The following explanation has been generated automatically by AI and may contain errors.
The provided code is designed to simulate a spatially extended model of macroscopic Spike-Wave Discharges (SWDs), which are characteristic patterns observed in electroencephalography (EEG) recordings, typically associated with absence epilepsy. In this model, three primary components are represented: excitatory activity (E), and two types of inhibitory activity (I1 and I2). These components interact to produce the emergent SWD pattern seen in the simulations.
### Biological Basis:
1. **Spike-Wave Discharges (SWDs):**
- SWDs are oscillatory patterns characterized by synchronous, rhythmic, spike-and-wave complexes. They typically manifest at 2.5-4 Hz in EEG readings and are associated with generalized absence seizures.
- The model seeks to replicate the propagation and dynamics of these discharges at a macroscopic level, potentially providing insights into their underlying mechanisms.

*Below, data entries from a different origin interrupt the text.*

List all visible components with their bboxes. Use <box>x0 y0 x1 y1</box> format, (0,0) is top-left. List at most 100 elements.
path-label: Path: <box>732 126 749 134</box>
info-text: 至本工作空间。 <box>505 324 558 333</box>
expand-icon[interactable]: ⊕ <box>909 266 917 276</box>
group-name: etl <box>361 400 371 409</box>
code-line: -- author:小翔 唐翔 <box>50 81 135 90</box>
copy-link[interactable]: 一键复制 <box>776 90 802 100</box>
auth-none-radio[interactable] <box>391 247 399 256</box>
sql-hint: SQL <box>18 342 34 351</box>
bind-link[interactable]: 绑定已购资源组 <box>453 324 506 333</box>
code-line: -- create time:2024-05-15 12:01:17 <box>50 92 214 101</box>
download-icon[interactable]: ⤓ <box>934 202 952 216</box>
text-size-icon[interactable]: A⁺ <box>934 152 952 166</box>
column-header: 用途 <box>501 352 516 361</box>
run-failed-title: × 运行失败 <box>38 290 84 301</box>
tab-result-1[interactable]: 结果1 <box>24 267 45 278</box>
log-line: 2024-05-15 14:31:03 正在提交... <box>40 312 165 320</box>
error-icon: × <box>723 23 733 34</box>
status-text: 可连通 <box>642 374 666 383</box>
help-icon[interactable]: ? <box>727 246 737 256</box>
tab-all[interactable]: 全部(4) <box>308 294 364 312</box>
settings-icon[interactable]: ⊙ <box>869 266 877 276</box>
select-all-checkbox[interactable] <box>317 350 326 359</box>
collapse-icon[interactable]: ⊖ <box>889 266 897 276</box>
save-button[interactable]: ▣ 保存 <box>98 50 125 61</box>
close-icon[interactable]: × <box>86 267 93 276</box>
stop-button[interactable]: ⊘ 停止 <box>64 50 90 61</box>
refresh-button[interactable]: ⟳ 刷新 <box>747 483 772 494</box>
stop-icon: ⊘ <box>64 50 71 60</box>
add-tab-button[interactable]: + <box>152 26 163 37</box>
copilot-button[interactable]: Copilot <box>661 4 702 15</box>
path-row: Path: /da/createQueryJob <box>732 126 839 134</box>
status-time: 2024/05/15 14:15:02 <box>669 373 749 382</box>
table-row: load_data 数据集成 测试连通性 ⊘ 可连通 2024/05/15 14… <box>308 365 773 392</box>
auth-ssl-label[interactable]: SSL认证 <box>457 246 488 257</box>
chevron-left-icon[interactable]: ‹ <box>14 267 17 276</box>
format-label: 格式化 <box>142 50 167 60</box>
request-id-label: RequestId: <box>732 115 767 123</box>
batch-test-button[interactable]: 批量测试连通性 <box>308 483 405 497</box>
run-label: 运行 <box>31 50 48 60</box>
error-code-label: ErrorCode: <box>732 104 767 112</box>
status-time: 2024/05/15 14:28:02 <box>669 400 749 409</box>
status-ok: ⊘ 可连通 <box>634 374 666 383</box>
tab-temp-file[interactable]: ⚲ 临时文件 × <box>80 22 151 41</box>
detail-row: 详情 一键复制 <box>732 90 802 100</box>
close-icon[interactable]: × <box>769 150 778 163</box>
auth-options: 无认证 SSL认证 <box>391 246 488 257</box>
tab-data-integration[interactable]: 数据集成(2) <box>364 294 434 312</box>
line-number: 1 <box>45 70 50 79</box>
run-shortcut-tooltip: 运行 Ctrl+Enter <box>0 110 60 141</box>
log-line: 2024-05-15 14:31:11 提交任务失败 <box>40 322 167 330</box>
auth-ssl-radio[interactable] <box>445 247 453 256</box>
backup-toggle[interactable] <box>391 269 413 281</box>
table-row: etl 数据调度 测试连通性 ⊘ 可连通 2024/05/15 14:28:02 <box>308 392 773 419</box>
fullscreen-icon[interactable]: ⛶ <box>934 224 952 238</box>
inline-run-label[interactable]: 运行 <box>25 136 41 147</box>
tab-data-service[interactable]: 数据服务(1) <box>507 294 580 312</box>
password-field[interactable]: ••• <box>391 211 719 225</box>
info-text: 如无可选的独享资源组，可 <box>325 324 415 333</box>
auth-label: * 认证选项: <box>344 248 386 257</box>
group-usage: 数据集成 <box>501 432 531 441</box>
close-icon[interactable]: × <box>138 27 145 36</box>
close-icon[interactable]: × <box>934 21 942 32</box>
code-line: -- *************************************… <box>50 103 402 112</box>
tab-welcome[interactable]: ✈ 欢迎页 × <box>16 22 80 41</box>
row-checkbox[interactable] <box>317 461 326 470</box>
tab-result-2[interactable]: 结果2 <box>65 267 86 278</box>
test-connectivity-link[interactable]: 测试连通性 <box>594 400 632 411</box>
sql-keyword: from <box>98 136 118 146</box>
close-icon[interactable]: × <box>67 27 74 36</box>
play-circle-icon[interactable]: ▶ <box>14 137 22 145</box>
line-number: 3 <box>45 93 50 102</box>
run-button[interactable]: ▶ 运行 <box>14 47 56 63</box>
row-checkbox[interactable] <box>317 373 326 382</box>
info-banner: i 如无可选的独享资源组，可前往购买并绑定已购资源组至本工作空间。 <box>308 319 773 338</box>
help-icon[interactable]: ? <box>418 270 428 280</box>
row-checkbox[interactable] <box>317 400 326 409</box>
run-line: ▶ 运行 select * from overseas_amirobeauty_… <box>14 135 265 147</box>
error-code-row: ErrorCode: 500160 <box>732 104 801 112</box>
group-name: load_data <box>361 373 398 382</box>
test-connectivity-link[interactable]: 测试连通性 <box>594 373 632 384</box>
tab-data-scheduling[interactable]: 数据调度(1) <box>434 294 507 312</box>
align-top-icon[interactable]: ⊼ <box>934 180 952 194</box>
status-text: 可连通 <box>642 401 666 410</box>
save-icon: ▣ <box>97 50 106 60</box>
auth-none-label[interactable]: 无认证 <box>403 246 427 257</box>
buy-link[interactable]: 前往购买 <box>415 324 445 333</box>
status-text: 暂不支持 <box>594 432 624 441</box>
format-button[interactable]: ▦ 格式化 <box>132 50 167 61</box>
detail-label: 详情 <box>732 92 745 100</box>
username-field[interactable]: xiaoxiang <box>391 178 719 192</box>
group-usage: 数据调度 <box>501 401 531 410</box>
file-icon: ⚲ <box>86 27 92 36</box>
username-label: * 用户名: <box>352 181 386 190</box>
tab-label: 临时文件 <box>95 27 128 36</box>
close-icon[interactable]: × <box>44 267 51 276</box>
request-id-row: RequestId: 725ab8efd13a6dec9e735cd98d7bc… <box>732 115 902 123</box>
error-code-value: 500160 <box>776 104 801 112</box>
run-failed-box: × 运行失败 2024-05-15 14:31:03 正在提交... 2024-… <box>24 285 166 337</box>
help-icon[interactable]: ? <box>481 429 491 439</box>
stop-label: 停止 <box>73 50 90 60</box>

2. **Neuronal Populations:**
- **Excitatory Neurons (E):** These neurons depolarize postsynaptic neurons, increasing the likelihood of firing. In the model, the term `e1` represents the average excitatory input in the network.
- **Inhibitory Neurons (I1 and I2):** These neurons hyperpolarize postsynaptic neurons, decreasing the likelihood of firing. Their activities are modeled as `if1` and `is1`, each responding differently to the input.
3. **Feedback and Coupling:**
- The code uses a combination of weighted interconnections (excitatory and inhibitory) to reflect synaptic interactions in the brain.
- Parameters `h1`, `h2`, and `h3` provide baseline levels of excitation/inhibition which can be adjusted to explore different pathological and non-pathological states.
4. **Neuronal Dynamics:**
- The model implements a first-order differential equation system, with constants such as `tau1` and `tau2` representing time constants for neuronal processing, capturing the temporal dynamics of excitatory and inhibitory responses.
5. **Nonlinear Transformation:**
- A `sigfunc` or sigmoid-like function normalizes the input dynamics, simulating saturation effects, where increasingly high activity levels lead to diminishing returns in neuronal firing rate increase, resembling neural activity limits.
6. **Temporal Evolution:**
- The model solves these differential equations numerically to observe how excitatory and inhibitory interactions evolve over time to generate SWDs.
This model provides an abstract representation of neural circuitry involved in SWDs, allowing researchers to explore the complex interplay of excitation and inhibition in generating these pathophysiological states.